1. Speed up Converting PP Files to NetCDF#

Here is an example of how dask objects can be tuned for better performance.

1.1 The Problem - Slow Saving#

We have ~300 PP files which we load as follows:

import iris
import glob

files = glob.glob("pp_files/*.pp")
cube = iris.load_cube(files, "mass_fraction_of_ozone_in_air")

Note that loading here may also be parallelised in a similar manner as described in 3. Dask Bags and Greedy Parallelism.

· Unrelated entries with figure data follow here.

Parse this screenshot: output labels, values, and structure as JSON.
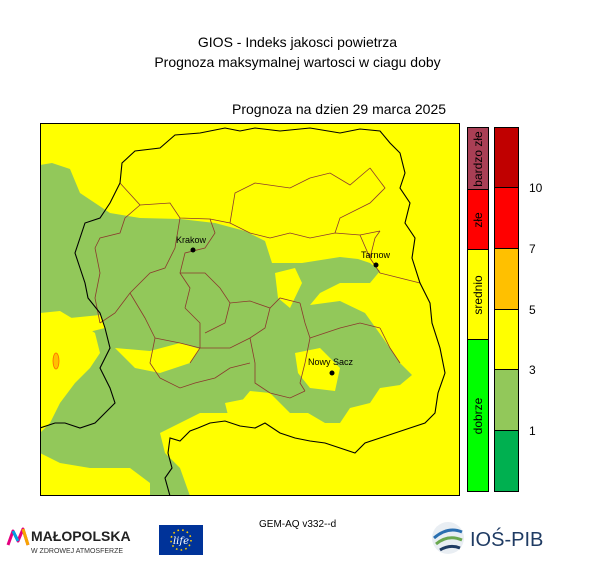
{
  "header": {
    "title": "GIOS - Indeks jakosci powietrza",
    "subtitle": "Prognoza maksymalnej wartosci w ciagu doby",
    "forecast_date": "Prognoza na dzien  29 marca 2025"
  },
  "map": {
    "cities": [
      {
        "name": "Krakow"
      },
      {
        "name": "Tarnow"
      },
      {
        "name": "Nowy Sacz"
      }
    ]
  },
  "legend": {
    "categories": [
      {
        "label": "bardzo złe",
        "color": "#a93f55"
      },
      {
        "label": "złe",
        "color": "#ff0000"
      },
      {
        "label": "srednio",
        "color": "#ffff00"
      },
      {
        "label": "dobrze",
        "color": "#00ff00"
      }
    ],
    "bands": [
      {
        "color": "#c00000"
      },
      {
        "color": "#ff0000"
      },
      {
        "color": "#ffc000"
      },
      {
        "color": "#ffff00"
      },
      {
        "color": "#92c85a"
      },
      {
        "color": "#00b050"
      }
    ],
    "ticks": [
      "10",
      "7",
      "5",
      "3",
      "1"
    ],
    "field_colors": {
      "yellow": "#ffff00",
      "green": "#92c85a"
    }
  },
  "footer": {
    "model": "GEM-AQ v332--d",
    "logo_malopolska_main": "MAŁOPOLSKA",
    "logo_malopolska_sub": "W ZDROWEJ ATMOSFERZE",
    "logo_life": "life",
    "logo_ios": "IOŚ-PIB"
  }
}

Either way, the resulting cube looks as follows:

mass_fraction_of_ozone_in_air / (kg kg-1) (time: 276; model_level_number: 85; latitude: 144; longitude: 192)
     Dimension coordinates:
          time                                 x                        -             -               -
          model_level_number                   -                        x             -               -
          latitude                             -                        -             x               -
          longitude                            -                        -             -               x
     Auxiliary coordinates:
          forecast_period                      x                        -             -               -
          level_height                         -                        x             -               -
          sigma                                -                        x             -               -
     Scalar coordinates:
          forecast_reference_time: 1850-01-01 00:00:00
     Attributes:
          STASH: m01s34i001
          source: Data from Met Office Unified Model
          um_version: 10.9
     Cell methods:
          mean: time (1 hour)

The cube is then immediately saved as a netCDF file.

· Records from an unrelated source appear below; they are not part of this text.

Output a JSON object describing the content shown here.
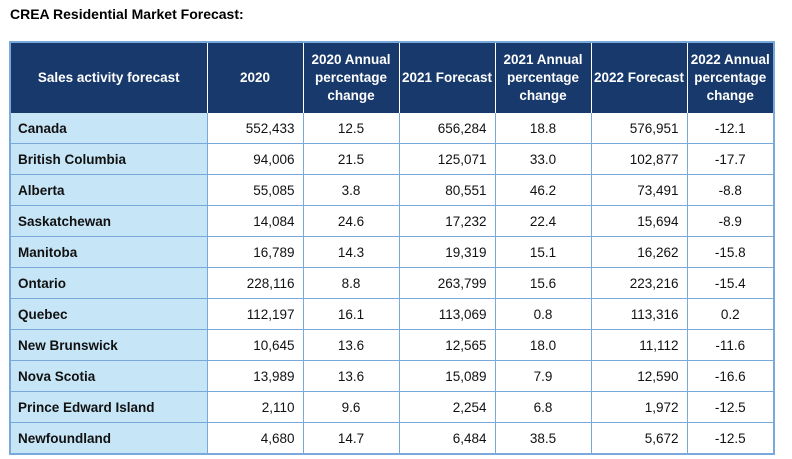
{
  "title": "CREA Residential Market Forecast:",
  "columns": [
    "Sales activity forecast",
    "2020",
    "2020 Annual percentage change",
    "2021 Forecast",
    "2021 Annual percentage change",
    "2022 Forecast",
    "2022 Annual percentage change"
  ],
  "rows": [
    {
      "region": "Canada",
      "v2020": "552,433",
      "p2020": "12.5",
      "v2021": "656,284",
      "p2021": "18.8",
      "v2022": "576,951",
      "p2022": "-12.1"
    },
    {
      "region": "British Columbia",
      "v2020": "94,006",
      "p2020": "21.5",
      "v2021": "125,071",
      "p2021": "33.0",
      "v2022": "102,877",
      "p2022": "-17.7"
    },
    {
      "region": "Alberta",
      "v2020": "55,085",
      "p2020": "3.8",
      "v2021": "80,551",
      "p2021": "46.2",
      "v2022": "73,491",
      "p2022": "-8.8"
    },
    {
      "region": "Saskatchewan",
      "v2020": "14,084",
      "p2020": "24.6",
      "v2021": "17,232",
      "p2021": "22.4",
      "v2022": "15,694",
      "p2022": "-8.9"
    },
    {
      "region": "Manitoba",
      "v2020": "16,789",
      "p2020": "14.3",
      "v2021": "19,319",
      "p2021": "15.1",
      "v2022": "16,262",
      "p2022": "-15.8"
    },
    {
      "region": "Ontario",
      "v2020": "228,116",
      "p2020": "8.8",
      "v2021": "263,799",
      "p2021": "15.6",
      "v2022": "223,216",
      "p2022": "-15.4"
    },
    {
      "region": "Quebec",
      "v2020": "112,197",
      "p2020": "16.1",
      "v2021": "113,069",
      "p2021": "0.8",
      "v2022": "113,316",
      "p2022": "0.2"
    },
    {
      "region": "New Brunswick",
      "v2020": "10,645",
      "p2020": "13.6",
      "v2021": "12,565",
      "p2021": "18.0",
      "v2022": "11,112",
      "p2022": "-11.6"
    },
    {
      "region": "Nova Scotia",
      "v2020": "13,989",
      "p2020": "13.6",
      "v2021": "15,089",
      "p2021": "7.9",
      "v2022": "12,590",
      "p2022": "-16.6"
    },
    {
      "region": "Prince Edward Island",
      "v2020": "2,110",
      "p2020": "9.6",
      "v2021": "2,254",
      "p2021": "6.8",
      "v2022": "1,972",
      "p2022": "-12.5"
    },
    {
      "region": "Newfoundland",
      "v2020": "4,680",
      "p2020": "14.7",
      "v2021": "6,484",
      "p2021": "38.5",
      "v2022": "5,672",
      "p2022": "-12.5"
    }
  ]
}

nc_chunks = [chunk[0] for chunk in cube.lazy_data().chunks]
iris.save(cube, "outfile.nc", nc_chunks)

This operation was taking longer than expected and we would like to improve performance. Note that when this cube is being saved, the data is still lazy, data is both read and written at the saving step and is done so in chunks. The way this data is divided into chunks can affect performance. By tweaking the way these chunks are structured it may be possible to improve performance when saving.

1.2 Rechunking#

We may inspect the cube’s lazy data before saving:

# We can access the cubes Dask array
lazy_data = cube.lazy_data()
# We can find the shape of the chunks
# Note that the chunksize of a Dask array is the shape of the chunk
# as a tuple.
print(lazy_data.chunksize)

Doing so, we find that the chunks currently have the shape:

(1, 1, 144, 192)

This is significantly smaller than the size which Dask recommends. Bear in mind that the ideal chunk size depends on the platform you are running on (for this example, the code is being run on a desktop with 8 CPUs). In this case, we have 23460 small chunks. We can reduce the number of chunks by rechunking before saving:

lazy_data = cube.lazy_data()
lazy_data = lazy_data.rechunk(1, 85, 144, 192)
cube.data = lazy_data

We now have 276 moderately sized chunks. When we try saving again, we find that it is approximately 4 times faster, saving in 2m13s rather than 10m33s.